Da Redação
A proposta de emenda à Constituição que extingue a reeleição e amplia os mandatos do Executivo para cinco anos pode entrar na pauta do plenário do Senado já na próxima semana. O movimento ocorre após pedido formal do presidente da Comissão de Constituição e Justiça, Otto Alencar, ao presidente da Casa, Davi Alcolumbre, acelerando uma discussão que mexe com as bases da política nacional.
O que a PEC muda na prática
A PEC, aprovada na CCJ em maio, estabelece que a reeleição para presidente, governadores e prefeitos deixará de existir a partir de 2034. Até lá, há regras de transição: prefeitos ainda poderão tentar um segundo mandato em 2028, e governadores e o presidente em 2030. O novo desenho institucional prevê mandatos de cinco anos para todos os chefes do Executivo e a unificação de eleições municipais, estaduais e federais, fazendo com que o país passe a ir às urnas apenas uma vez por legislatura.
O pacote de mudanças inclui também ajustes significativos no funcionamento do Legislativo.
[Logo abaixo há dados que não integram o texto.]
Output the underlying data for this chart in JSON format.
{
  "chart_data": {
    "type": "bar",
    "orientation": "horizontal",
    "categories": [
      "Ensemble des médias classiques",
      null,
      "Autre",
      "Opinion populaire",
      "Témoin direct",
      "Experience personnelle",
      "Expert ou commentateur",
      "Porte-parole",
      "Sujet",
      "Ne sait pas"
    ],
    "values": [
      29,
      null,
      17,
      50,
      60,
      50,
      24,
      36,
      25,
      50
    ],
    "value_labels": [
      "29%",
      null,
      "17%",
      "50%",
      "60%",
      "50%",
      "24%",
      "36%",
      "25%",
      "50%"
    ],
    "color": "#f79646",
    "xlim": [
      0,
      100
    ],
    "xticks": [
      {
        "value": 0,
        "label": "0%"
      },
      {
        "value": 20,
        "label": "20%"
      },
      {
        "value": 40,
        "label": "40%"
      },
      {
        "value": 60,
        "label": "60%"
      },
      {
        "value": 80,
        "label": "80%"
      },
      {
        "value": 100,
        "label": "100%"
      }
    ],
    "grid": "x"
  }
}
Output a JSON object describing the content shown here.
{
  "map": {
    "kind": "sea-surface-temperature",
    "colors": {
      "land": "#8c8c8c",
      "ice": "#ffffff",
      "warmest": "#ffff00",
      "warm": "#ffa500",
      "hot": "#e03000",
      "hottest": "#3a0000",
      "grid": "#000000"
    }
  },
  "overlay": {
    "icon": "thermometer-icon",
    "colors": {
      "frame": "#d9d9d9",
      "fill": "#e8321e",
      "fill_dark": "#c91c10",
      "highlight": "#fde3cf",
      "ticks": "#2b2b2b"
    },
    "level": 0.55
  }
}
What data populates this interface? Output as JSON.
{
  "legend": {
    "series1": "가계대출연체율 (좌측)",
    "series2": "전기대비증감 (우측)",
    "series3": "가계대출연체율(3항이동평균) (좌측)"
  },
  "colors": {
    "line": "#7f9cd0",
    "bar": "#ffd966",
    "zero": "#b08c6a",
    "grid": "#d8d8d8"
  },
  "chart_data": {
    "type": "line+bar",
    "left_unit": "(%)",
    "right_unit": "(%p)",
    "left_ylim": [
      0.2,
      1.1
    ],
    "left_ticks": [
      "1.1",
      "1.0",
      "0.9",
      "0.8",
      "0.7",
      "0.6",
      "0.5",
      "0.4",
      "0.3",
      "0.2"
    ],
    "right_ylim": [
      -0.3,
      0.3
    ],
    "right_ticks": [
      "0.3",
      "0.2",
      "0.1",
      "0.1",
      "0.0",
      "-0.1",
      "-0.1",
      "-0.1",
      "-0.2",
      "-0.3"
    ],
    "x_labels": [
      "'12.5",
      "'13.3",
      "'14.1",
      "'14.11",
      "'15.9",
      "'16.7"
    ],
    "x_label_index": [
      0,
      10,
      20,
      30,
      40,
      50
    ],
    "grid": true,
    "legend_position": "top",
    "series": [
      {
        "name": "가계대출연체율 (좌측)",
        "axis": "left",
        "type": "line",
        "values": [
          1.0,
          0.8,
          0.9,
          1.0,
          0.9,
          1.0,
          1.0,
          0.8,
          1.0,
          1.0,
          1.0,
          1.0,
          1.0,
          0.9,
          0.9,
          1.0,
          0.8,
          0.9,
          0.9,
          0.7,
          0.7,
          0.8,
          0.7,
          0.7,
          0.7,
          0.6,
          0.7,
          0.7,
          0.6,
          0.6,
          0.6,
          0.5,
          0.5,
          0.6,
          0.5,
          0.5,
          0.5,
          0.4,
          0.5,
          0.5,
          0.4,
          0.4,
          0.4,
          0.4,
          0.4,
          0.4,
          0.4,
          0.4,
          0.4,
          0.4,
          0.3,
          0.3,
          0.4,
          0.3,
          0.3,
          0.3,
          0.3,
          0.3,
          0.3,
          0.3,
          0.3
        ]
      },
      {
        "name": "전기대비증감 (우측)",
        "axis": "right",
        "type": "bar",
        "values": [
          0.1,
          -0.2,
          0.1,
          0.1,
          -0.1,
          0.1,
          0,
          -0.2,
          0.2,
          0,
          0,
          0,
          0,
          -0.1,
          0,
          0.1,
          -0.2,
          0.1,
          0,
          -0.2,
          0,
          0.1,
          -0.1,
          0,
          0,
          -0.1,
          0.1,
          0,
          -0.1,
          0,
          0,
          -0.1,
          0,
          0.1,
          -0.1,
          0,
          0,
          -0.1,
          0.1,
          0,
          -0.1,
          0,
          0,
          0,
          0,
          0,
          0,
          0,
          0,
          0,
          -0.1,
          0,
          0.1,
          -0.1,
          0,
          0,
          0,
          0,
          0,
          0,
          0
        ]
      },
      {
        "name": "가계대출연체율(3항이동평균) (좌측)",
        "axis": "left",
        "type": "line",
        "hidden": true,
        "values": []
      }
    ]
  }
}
Deputados federais, estaduais e vereadores passariam a ter mandatos de cinco anos, sincronizados com o Executivo. No Senado, a transição seria mais longa: todos os 81 assentos seriam renovados simultaneamente a partir de 2039, rompendo com o modelo atual de alternância em ciclos de quatro anos. Para isso, os senadores eleitos em 2026 teriam mandato de oito anos, e os de 2030, de nove.
O texto aprovado na CCJ tenta solucionar a engenharia do novo sistema por meio de mandatos estendidos temporariamente, mudanças nas mesas diretoras e acoplamento gradual das datas de votação. Na prática, o país enfrentaria um período de quase dez anos de ajustes até consolidar o calendário unificado.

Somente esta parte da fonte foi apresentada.